Fr : version française / En: english version

mheu, Historical Museum of the Urban Environment

La Dolce Vita

Federico Fellini

1959
1h 52mins
© Pathé Production - Gray Films - Mediaset

View this work in the Bathing exhibition

The work

La Dolce Vita, made in 1959, is most probably the best-known Italian film of all time. It marked the beginning of a long collaboration between Fellini and Mastroianni, the latter becoming the director's on-screen alter ego (The Temptation of Dr Antonio, 8½, Roma, The City of Women, Ginger & Fred, Intervista).

Marcello Mastroianni plays a society journalist whose job takes him from one Roman jet-set party to the next (the term paparazzi comes from the name of the photographer Paparazzo, who accompanies Mastroianni in the film). At once fascinated and bored by the decadence and debauchery of these people, he participates to an extent, and meets a luscious yet ingenuous American woman (Anita Ekberg).

This harsh satire on the Roman bourgeoisie is Federico Fellini's last "social film": he already incorporates a kind of psychoanalytical questioning characteristic of his later films.

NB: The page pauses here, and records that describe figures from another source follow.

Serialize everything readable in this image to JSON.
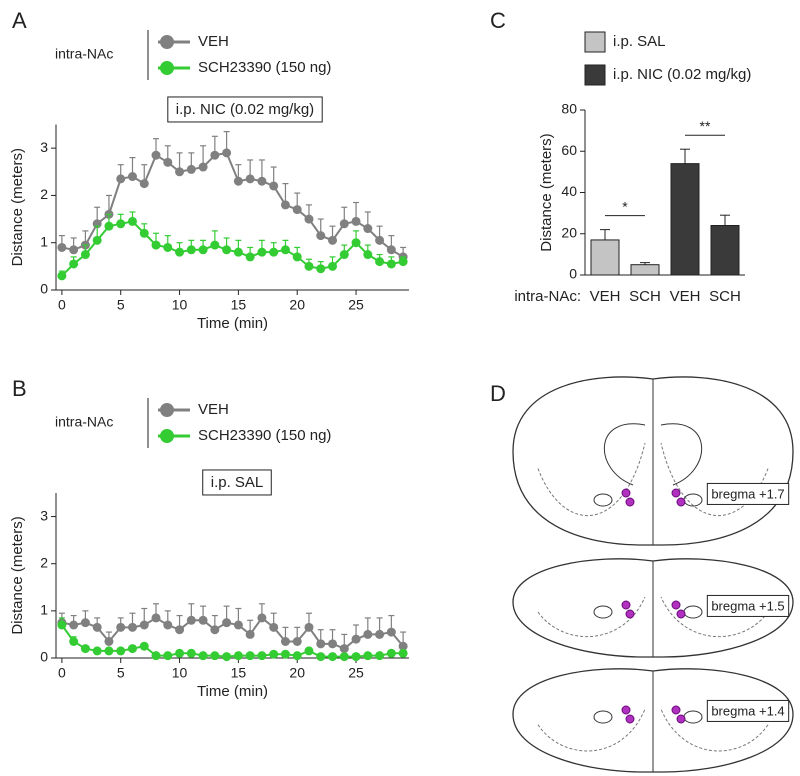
{
  "chart_data": [
    {
      "type": "line",
      "panel": "A",
      "legend_title": "intra-NAc",
      "annotation": "i.p. NIC (0.02 mg/kg)",
      "xlabel": "Time (min)",
      "ylabel": "Distance (meters)",
      "x": [
        0,
        1,
        2,
        3,
        4,
        5,
        6,
        7,
        8,
        9,
        10,
        11,
        12,
        13,
        14,
        15,
        16,
        17,
        18,
        19,
        20,
        21,
        22,
        23,
        24,
        25,
        26,
        27,
        28,
        29
      ],
      "xlim": [
        -0.5,
        29.5
      ],
      "xticks": [
        0,
        5,
        10,
        15,
        20,
        25
      ],
      "ylim": [
        0,
        3.5
      ],
      "yticks": [
        0,
        1,
        2,
        3
      ],
      "series": [
        {
          "name": "VEH",
          "color": "#808080",
          "values": [
            0.9,
            0.85,
            0.95,
            1.4,
            1.6,
            2.35,
            2.4,
            2.25,
            2.85,
            2.7,
            2.5,
            2.55,
            2.6,
            2.85,
            2.9,
            2.3,
            2.35,
            2.3,
            2.2,
            1.8,
            1.7,
            1.5,
            1.15,
            1.05,
            1.4,
            1.45,
            1.3,
            1.05,
            0.85,
            0.7
          ],
          "errors": [
            0.25,
            0.25,
            0.3,
            0.35,
            0.4,
            0.3,
            0.4,
            0.4,
            0.35,
            0.35,
            0.4,
            0.35,
            0.45,
            0.4,
            0.45,
            0.35,
            0.4,
            0.45,
            0.4,
            0.45,
            0.35,
            0.3,
            0.35,
            0.3,
            0.35,
            0.4,
            0.35,
            0.3,
            0.3,
            0.2
          ]
        },
        {
          "name": "SCH23390 (150 ng)",
          "color": "#33cc33",
          "values": [
            0.3,
            0.55,
            0.75,
            1.05,
            1.35,
            1.4,
            1.45,
            1.2,
            0.95,
            0.9,
            0.8,
            0.85,
            0.85,
            0.95,
            0.85,
            0.8,
            0.7,
            0.8,
            0.8,
            0.85,
            0.7,
            0.5,
            0.45,
            0.5,
            0.75,
            1.0,
            0.75,
            0.6,
            0.55,
            0.6
          ],
          "errors": [
            0.1,
            0.15,
            0.2,
            0.3,
            0.25,
            0.2,
            0.2,
            0.2,
            0.25,
            0.25,
            0.2,
            0.2,
            0.2,
            0.3,
            0.25,
            0.25,
            0.2,
            0.25,
            0.2,
            0.2,
            0.2,
            0.15,
            0.15,
            0.2,
            0.2,
            0.25,
            0.2,
            0.15,
            0.15,
            0.1
          ]
        }
      ]
    },
    {
      "type": "line",
      "panel": "B",
      "legend_title": "intra-NAc",
      "annotation": "i.p. SAL",
      "xlabel": "Time (min)",
      "ylabel": "Distance (meters)",
      "x": [
        0,
        1,
        2,
        3,
        4,
        5,
        6,
        7,
        8,
        9,
        10,
        11,
        12,
        13,
        14,
        15,
        16,
        17,
        18,
        19,
        20,
        21,
        22,
        23,
        24,
        25,
        26,
        27,
        28,
        29
      ],
      "xlim": [
        -0.5,
        29.5
      ],
      "xticks": [
        0,
        5,
        10,
        15,
        20,
        25
      ],
      "ylim": [
        0,
        3.5
      ],
      "yticks": [
        0,
        1,
        2,
        3
      ],
      "series": [
        {
          "name": "VEH",
          "color": "#808080",
          "values": [
            0.75,
            0.7,
            0.75,
            0.65,
            0.35,
            0.65,
            0.65,
            0.7,
            0.85,
            0.7,
            0.6,
            0.8,
            0.8,
            0.6,
            0.75,
            0.7,
            0.5,
            0.85,
            0.65,
            0.35,
            0.35,
            0.65,
            0.3,
            0.3,
            0.2,
            0.4,
            0.5,
            0.5,
            0.55,
            0.25
          ],
          "errors": [
            0.2,
            0.2,
            0.25,
            0.2,
            0.2,
            0.2,
            0.3,
            0.35,
            0.3,
            0.3,
            0.3,
            0.35,
            0.3,
            0.3,
            0.35,
            0.35,
            0.3,
            0.3,
            0.3,
            0.3,
            0.3,
            0.3,
            0.3,
            0.3,
            0.3,
            0.3,
            0.35,
            0.35,
            0.35,
            0.3
          ]
        },
        {
          "name": "SCH23390 (150 ng)",
          "color": "#33cc33",
          "values": [
            0.7,
            0.35,
            0.2,
            0.15,
            0.15,
            0.15,
            0.2,
            0.25,
            0.05,
            0.05,
            0.1,
            0.1,
            0.05,
            0.05,
            0.03,
            0.05,
            0.05,
            0.05,
            0.08,
            0.08,
            0.05,
            0.15,
            0.03,
            0.03,
            0.03,
            0.03,
            0.05,
            0.05,
            0.1,
            0.1
          ],
          "errors": [
            0.15,
            0.1,
            0.05,
            0.05,
            0.05,
            0.05,
            0.05,
            0.05,
            0.03,
            0.03,
            0.03,
            0.03,
            0.03,
            0.03,
            0.03,
            0.03,
            0.03,
            0.03,
            0.03,
            0.03,
            0.03,
            0.03,
            0.03,
            0.03,
            0.03,
            0.03,
            0.03,
            0.03,
            0.05,
            0.05
          ]
        }
      ]
    },
    {
      "type": "bar",
      "panel": "C",
      "xlabel": "intra-NAc:",
      "ylabel": "Distance (meters)",
      "categories": [
        "VEH",
        "SCH",
        "VEH",
        "SCH"
      ],
      "ylim": [
        0,
        80
      ],
      "yticks": [
        0,
        20,
        40,
        60,
        80
      ],
      "annotations": [
        "*",
        "**"
      ],
      "series": [
        {
          "name": "i.p. SAL",
          "color": "#c4c4c4",
          "values": [
            17,
            5,
            null,
            null
          ],
          "errors": [
            5,
            1,
            null,
            null
          ]
        },
        {
          "name": "i.p. NIC (0.02 mg/kg)",
          "color": "#3a3a3a",
          "values": [
            null,
            null,
            54,
            24
          ],
          "errors": [
            null,
            null,
            7,
            5
          ]
        }
      ]
    }
  ],
  "diagram": {
    "panel": "D",
    "sections": [
      "bregma +1.7",
      "bregma +1.5",
      "bregma +1.4"
    ]
  }
}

La Dolce Vita, competing with Ben Hur and Antonioni's L'avventura, won the Palme d'Or at Cannes in 1960. It was a huge box-office success thanks to the whiff of scandal fuelled by nit-picking censorship: the threat of ex-communication hanging over Fellini.

The artist

Federico Fellini, an Italian film director, was born into a middle-class family in Rimini in 1920. Drawn to journalism and newspaper cartoons, he moved to Rome in 1939. After the war, he made his cinema debut as a sceenwriter under a number of Neorealist directors including Roberto Rossellini and Alberto Lattuada. He began making his own films in the early 1950s (Variety Lights, The White Sheik, I Vitelloni) and had his first success with La Strada starring his wife Giulietta Masina and Anthony Quinn. Fellini won the Palme d'Or at the Cannes Film Festival in 1960 for La Dolce Vita with Marcello Mastroianni (who was to become his actor of choice) and the curvaceous Anita Ekberg. With , he moved away from realist cinema in favor of portrayals of his own memories, fantasies or fantasized memories in dream-like films (Satyricon, Roma, Amarcord, Fellini's Casanova, City of Women, And the Ship Sails On, etc.). In these films, he sets a joyful, provocative style that went against the cinematographic customs of the day: he continued to shoot in the studio (Cinecittà) and took malicious pleasure in demonstrating cinematographic effects in sequences whose excesses became his trademark, to the extent that the word "Fellinian" has entered the language as a way of describing any extravagant character or situation. He died in Rome in 1993 after receiving an Oscar for his lifetime achievement.